Rami G. Khouri, editor-at-large for the Lebanese Daily Star asks why Arabs do not revolt against their governments when faced with similar circumstances to those in Iran:

One possible explanation for why discontented Iranians or Turks try to capture and reconfigure their state governance machinery, while Arabs tend to avoid it and simply build their own parallel structures, may have to do with the most basic factors of nation and state legitimacy, efficacy and credibility. Iran and Turkey enjoy powerful, ancient legitimacy as nation-states, while most Arab countries do not, because most of them are modern creations of brazen, slightly eccentric, Euro-colonialists.

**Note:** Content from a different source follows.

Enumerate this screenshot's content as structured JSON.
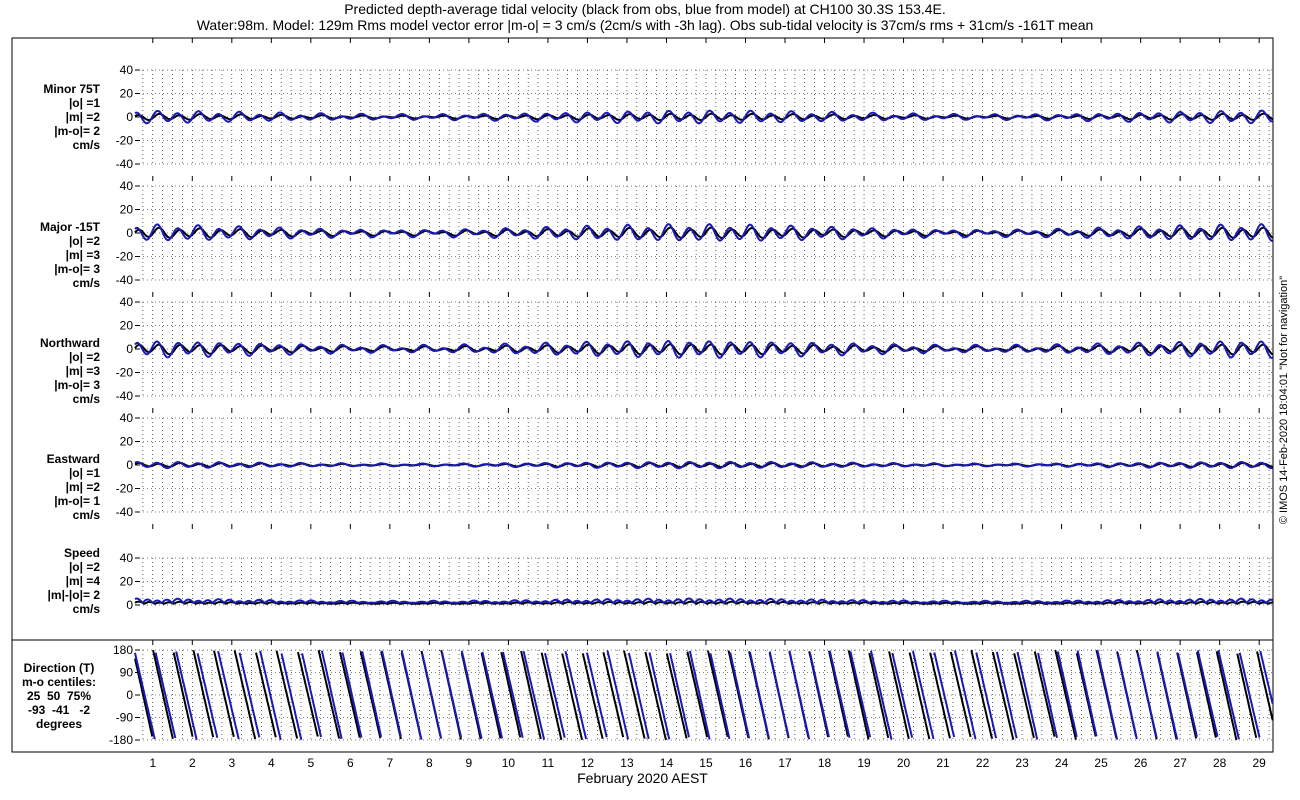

Rather than wanting to manage the very difficult socio-economic challenges that define countries like Yemen, Egypt, Syria, Morocco, Algeria and Sudan, it is much more attractive for discontented political and social movements to carve out a space for themselves in society, mostly ignore the central government, and get on with the business of catering to the needs of their constituents. Consequently, central governments in most Arab countries beyond the oil states are finding that their impact and footprint in society are slowly narrowing, in line with their often-diminished legitimacy. Arab regimes to a large extent are not being challenged by their own people, they are being contained and shrunk.

This, I think, offers only a partial explanation. It is true that parallel social institutions do work as a form of redress against unpopular governments in the Middle East, but the article ignores its relevance to the Iranian situation. Prior to 1979 the clergy were in many ways the parallel institutions of the country, yet they ended up assuming control of the state. A similar situation could be said to have emerged in Gaza and elsewhere. Thus the difference in Iran is that Iranians do not have a parallel set of religious institutions to avail themselves of, and in a reversal of roles, those institutions are now the source of disaffection. A new civic space needed to be carved out for Iranians.